“I’m afraid that something I say will be taken wrong and I’ll end up in HR.”
“Listen, I’m an old gray haired guy. What will people think if I’m suddenly hanging out with a pretty young employee, chatting over lunch or coffee, and meeting with her behind closed doors?”
“This Me Too thing has made it too risky for men to be alone with the women they work with. I’m not going to put myself in a position to have my integrity questioned!”
These are a few of the sentiments shared by men who are afraid to mentor women, and their feelings have grown stronger as the #MeToo movement has picked up steam.
And then there is the “Pence Rule”, named after Mike Pence who has a policy of never dining alone with any woman other than his wife. I’ve known men who have take this rule even further by refusing to ever be alone with a woman. Ever. Even for a car ride to an offsite meeting.
I can’t think of a single successful woman who would be where she is today if she refused to be alone with any man other than her husband. No behind closed doors meetings. No lunches. No dinners. No car rides.
Nope, I don’t think this has happened. Ever.
While I applaud the dedication to their wives, faith, and reputation… men who follow the “Pence Rule” put women at an extreme disadvantage. Men are in Power. Women need to learn from their experience. We simply cannot rise if men aren’t willing the support us. We need their mentorship. We need to have private conversations with men. And that’s going to require men to be alone with us.
So what the heck can we do to fix this mess? One thing is certain, it’s going to take all of us talking about the issue… together… and then doing something (or a lot of somethings) to make it better.
Tips for Companies:
Implement a Formal Mentoring Program – I’m torn on this one. Typically, I find that mentoring relationships are more effective when they are developed outside of a program.
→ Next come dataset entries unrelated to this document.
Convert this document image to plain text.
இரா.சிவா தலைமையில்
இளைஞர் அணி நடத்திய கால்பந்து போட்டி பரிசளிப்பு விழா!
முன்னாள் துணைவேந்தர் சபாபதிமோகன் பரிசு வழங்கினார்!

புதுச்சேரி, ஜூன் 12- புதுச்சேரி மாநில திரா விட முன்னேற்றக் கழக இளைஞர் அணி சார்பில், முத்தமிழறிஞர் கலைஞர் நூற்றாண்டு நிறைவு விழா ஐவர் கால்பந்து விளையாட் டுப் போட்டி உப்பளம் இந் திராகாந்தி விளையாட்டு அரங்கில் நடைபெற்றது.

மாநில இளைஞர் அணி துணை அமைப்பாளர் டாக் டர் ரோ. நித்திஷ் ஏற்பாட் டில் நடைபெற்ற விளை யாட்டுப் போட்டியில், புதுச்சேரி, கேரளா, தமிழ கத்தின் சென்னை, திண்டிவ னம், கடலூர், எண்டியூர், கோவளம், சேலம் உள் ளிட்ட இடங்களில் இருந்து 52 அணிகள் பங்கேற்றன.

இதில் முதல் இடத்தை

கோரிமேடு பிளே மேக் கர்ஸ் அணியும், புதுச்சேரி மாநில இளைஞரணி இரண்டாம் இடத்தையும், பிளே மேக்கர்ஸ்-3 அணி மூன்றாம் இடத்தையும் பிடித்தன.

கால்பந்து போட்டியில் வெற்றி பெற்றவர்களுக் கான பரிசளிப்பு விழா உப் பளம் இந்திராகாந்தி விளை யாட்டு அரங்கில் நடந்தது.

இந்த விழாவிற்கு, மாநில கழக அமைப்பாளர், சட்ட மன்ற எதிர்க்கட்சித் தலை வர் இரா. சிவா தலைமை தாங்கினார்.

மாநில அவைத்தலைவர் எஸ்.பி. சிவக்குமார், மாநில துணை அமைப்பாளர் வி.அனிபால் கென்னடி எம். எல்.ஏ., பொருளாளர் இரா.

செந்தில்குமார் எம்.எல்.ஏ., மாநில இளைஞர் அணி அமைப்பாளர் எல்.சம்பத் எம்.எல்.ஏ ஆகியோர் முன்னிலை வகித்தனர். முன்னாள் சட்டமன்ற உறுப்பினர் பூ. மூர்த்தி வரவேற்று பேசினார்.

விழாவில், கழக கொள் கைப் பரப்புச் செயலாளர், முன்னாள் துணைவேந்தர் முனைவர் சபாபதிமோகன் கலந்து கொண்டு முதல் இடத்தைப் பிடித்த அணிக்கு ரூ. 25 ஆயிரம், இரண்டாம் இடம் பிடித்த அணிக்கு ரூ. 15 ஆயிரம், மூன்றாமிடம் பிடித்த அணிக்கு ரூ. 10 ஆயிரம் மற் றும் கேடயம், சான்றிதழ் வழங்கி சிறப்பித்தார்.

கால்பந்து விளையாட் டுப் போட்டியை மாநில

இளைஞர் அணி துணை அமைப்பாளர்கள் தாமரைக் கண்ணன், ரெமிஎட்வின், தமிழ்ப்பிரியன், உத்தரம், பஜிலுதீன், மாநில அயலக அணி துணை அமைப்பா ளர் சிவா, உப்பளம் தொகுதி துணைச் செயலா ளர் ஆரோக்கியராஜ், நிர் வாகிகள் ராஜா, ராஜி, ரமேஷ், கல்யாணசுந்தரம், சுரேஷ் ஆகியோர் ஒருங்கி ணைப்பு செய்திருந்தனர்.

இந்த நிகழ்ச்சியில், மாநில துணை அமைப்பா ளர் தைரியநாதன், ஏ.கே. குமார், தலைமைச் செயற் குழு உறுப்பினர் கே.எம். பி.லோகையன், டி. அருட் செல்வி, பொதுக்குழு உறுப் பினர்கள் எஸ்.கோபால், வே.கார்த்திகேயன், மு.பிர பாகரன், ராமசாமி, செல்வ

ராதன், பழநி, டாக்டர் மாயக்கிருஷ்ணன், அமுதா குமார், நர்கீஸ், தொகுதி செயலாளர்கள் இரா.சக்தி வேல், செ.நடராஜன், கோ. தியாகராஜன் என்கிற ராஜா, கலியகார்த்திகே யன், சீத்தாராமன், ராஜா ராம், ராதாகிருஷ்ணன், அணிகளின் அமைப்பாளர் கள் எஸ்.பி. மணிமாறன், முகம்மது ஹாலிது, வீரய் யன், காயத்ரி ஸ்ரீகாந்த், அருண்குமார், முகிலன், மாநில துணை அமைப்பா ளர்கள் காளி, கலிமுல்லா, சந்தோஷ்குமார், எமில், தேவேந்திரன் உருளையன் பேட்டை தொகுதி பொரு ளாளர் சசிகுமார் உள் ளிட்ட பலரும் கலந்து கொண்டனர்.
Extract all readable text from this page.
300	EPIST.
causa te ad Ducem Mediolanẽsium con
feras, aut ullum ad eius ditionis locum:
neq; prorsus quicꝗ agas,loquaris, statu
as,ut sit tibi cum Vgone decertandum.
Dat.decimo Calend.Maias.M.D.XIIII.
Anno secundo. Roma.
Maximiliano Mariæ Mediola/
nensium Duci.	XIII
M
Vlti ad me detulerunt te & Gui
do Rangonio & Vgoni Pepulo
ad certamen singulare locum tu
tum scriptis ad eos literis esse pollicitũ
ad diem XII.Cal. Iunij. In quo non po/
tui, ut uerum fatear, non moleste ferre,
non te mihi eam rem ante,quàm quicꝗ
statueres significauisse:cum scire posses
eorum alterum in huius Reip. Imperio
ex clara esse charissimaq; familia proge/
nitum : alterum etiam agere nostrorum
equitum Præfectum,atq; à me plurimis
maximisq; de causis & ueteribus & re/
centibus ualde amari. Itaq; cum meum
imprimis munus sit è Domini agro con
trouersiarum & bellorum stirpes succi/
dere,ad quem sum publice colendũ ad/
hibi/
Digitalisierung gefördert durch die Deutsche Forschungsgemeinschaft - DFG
Here’s why this one makes the list… when it’s a formal program, people won’t bat an eye when they see a more senior man spending time with a junior woman in the company. The more employees know the program exists, the easier it is for men to mentor women.
Publish Gender Gaps – Be completely open about gaps in pay, leadership representation, demographics of your board, and any other area where women are statistically lagging behind. Openly share information about the programs & changes being implemented to close the gaps.
Mask Personal Identifiable Information on Resumes – You’ve likely read the studies on how unconscious bias impacts the gender gap. Masking applicants names and other information that would indicate gender gives all candidates an equal shot from the beginning of the process.
Tips for Men:
Remember: You have two relationships to manage… the mentoring relationship, and the perception of the relationship with your colleagues and employees.
Mentor More Than One Woman – This is especially important if all of your past mentees have been men.
Mentor Everyone the Same Way – Chose your mentoring rules and apply them to both men and women. Here are a few guidelines you may want incorporate into your mentoring relationships:
Offsite lunch meetings are inbounds, dinner is out – When colleagues see you out for lunch, no big deal! If you run into that same person at a restaurant in the evening, it may leave the perception of an intimate relationship.
Meetings will be held with office doors open – Even when discussions are confidential, there is very little chance someone will overhear your conversation. Keep your volume down and opt for a quick walk outside if more privacy is needed.
Physical connections are equal – This is a topic that is quite literally “touchy”, and yet it’s super simple. If you only shake hands with men, only shake hands with women. Interact with the professional women in your life the same way you do the men. Easy Peasy!
Now… there is a small group of men who use the #MeToo movement as an excuse for not working with, mentoring, or promoting women. For them, I leave you with this quote from Sheryl Sandberg:
“It’s not enough to not harass us, you need to not ignore us, either.”
One BIG Tip for Women:
Have an open conversation with the men you’re seeking mentorship from. Tell them that you know they may have concerns about mentoring women. Talk about how the two of you can manage the relationship in a way that keeps him safe and upholds his reputation, while ensuring you get the coaching you need to rise in your career.
You’re both smart and accomplished people. I know you can figure this out.